When we pull up in front of the house, Angelos kills the engine and I plummet back to earth. I get off on the wrong side and my leg brushes up against the red-hot exhaust pipe. I refuse to scream, because Angelos is watching. I just bite my lips. There’s a perfectly round red mark on my skin. Angelos’s imprint , I think. Even the pain makes my love grow.

They put burn cream on my leg and wrap it up. I’m an invalid and everyone pampers me. They bring me a sketch pad.

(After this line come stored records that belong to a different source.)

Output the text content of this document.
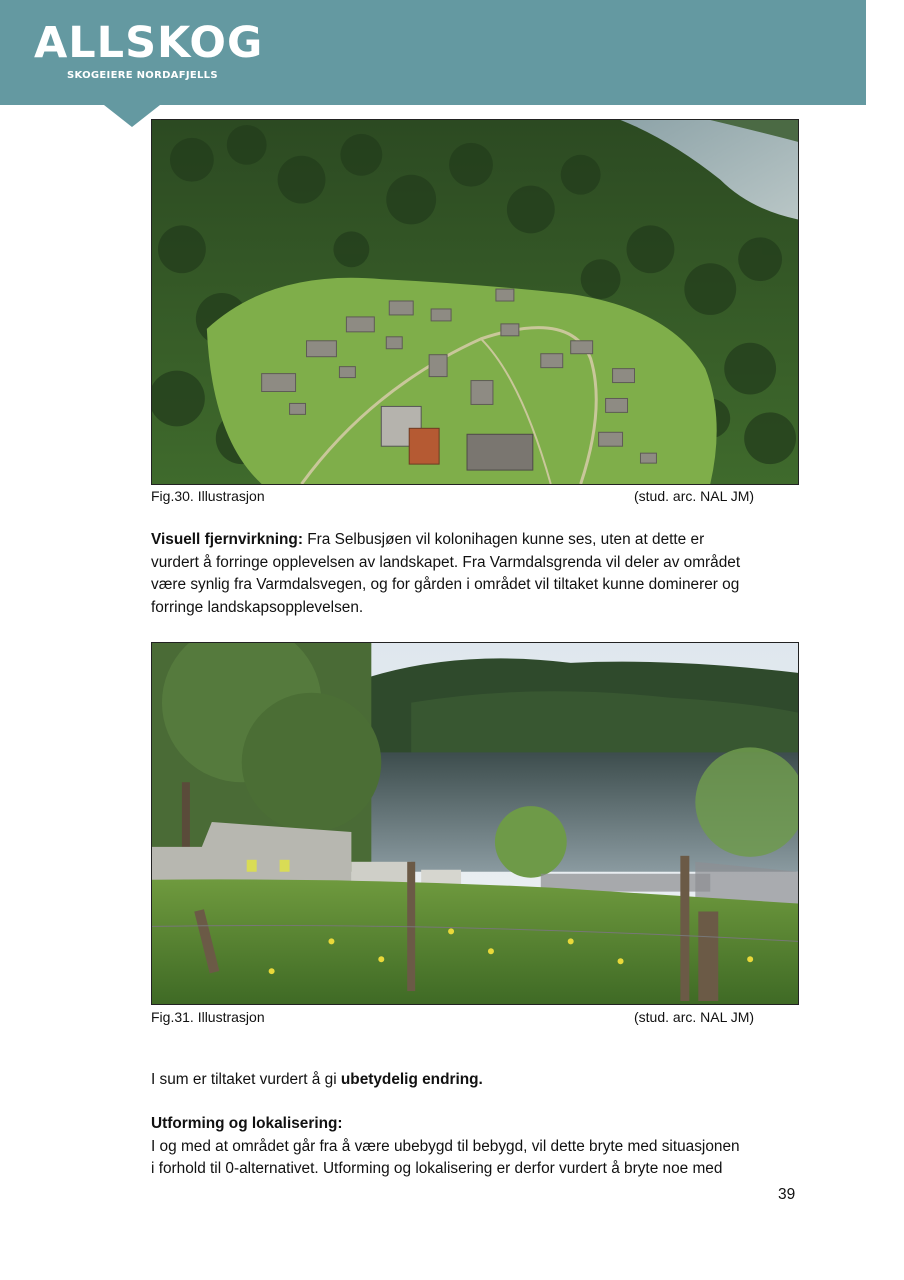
ALLSKOG
SKOGEIERE NORDAFJELLS
Fig.30. Illustrasjon	(stud. arc. NAL JM)
Visuell fjernvirkning: Fra Selbusjøen vil kolonihagen kunne ses, uten at dette er
vurdert å forringe opplevelsen av landskapet. Fra Varmdalsgrenda vil deler av området
være synlig fra Varmdalsvegen, og for gården i området vil tiltaket kunne dominerer og
forringe landskapsopplevelsen.
Fig.31. Illustrasjon	(stud. arc. NAL JM)
I sum er tiltaket vurdert å gi ubetydelig endring.
Utforming og lokalisering:
I og med at området går fra å være ubebygd til bebygd, vil dette bryte med situasjonen
i forhold til 0-alternativet. Utforming og lokalisering er derfor vurdert å bryte noe med
39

Anna reads me some incomprehensible passages from A Lover’s Discourse by Roland Barthes: an ancient sign which. . in the remote days of my earliest childhood. . afflicted me with a compulsion to speak which leads me to say “I love you” in one port of call after another, until some other receives this phrase and gives it back to me . Angelos buys me the latest issue of Mickey Mouse . Martha and Fotini make me chocolate mousse out of a box, then sit at the foot of my bed and chatter about this and that. I like to have them all buzzing around me. They’re my new family. We’ll move to Paris together, Anna and I will study psychology and art, Angelos can do a masters in geology. Martha and Fotini will cook for us.

Maybe God is a communist after all.

“Can I come in?”

Angelos pokes his head in the door.

“Of course,” I say.

He sits on the floor, directly opposite my bed. We start in on one of those philosophical conversations that never go anywhere. Education, people, death, that sort of thing.

“Are you thinking of doing a masters?” I ask.

“It depends. There’s this girl here. .” he says, smiling.

“Do I know her?”

“What do you think?” he crawls on his knees over to the bed, rests his chin on my pillow. “What I’m wondering is if she, you know. .”

“You could ask,” I say, and swallow hard.

“So I’m asking. What do you think?”

“I think she does. I’m sure she does.”

Angelos hugs me tightly, but doesn’t kiss me yet. He’s shy, bright red, and my heart is about to burst.

“So she told you?” he asks, sighing into my hair.

“What?”

“Anna told you she likes me?”

My temperature spikes. Aunt Amalia says I should have dressed more warmly. Kyria Pavlina thinks it’s psychological, the shock of my accident. I’ve found my explanation in the book by Barthes: Sometimes, hysterically, my own body produces the incident: an evening I was looking forward to with delight, a heartfelt declaration whose effect, I felt, would be highly beneficial — these I obstruct by a stomach ache, an attack of grippe: all the possible substitutes of hysterical aphonia . That’s the name for what I’ve got: hysterical aphonia.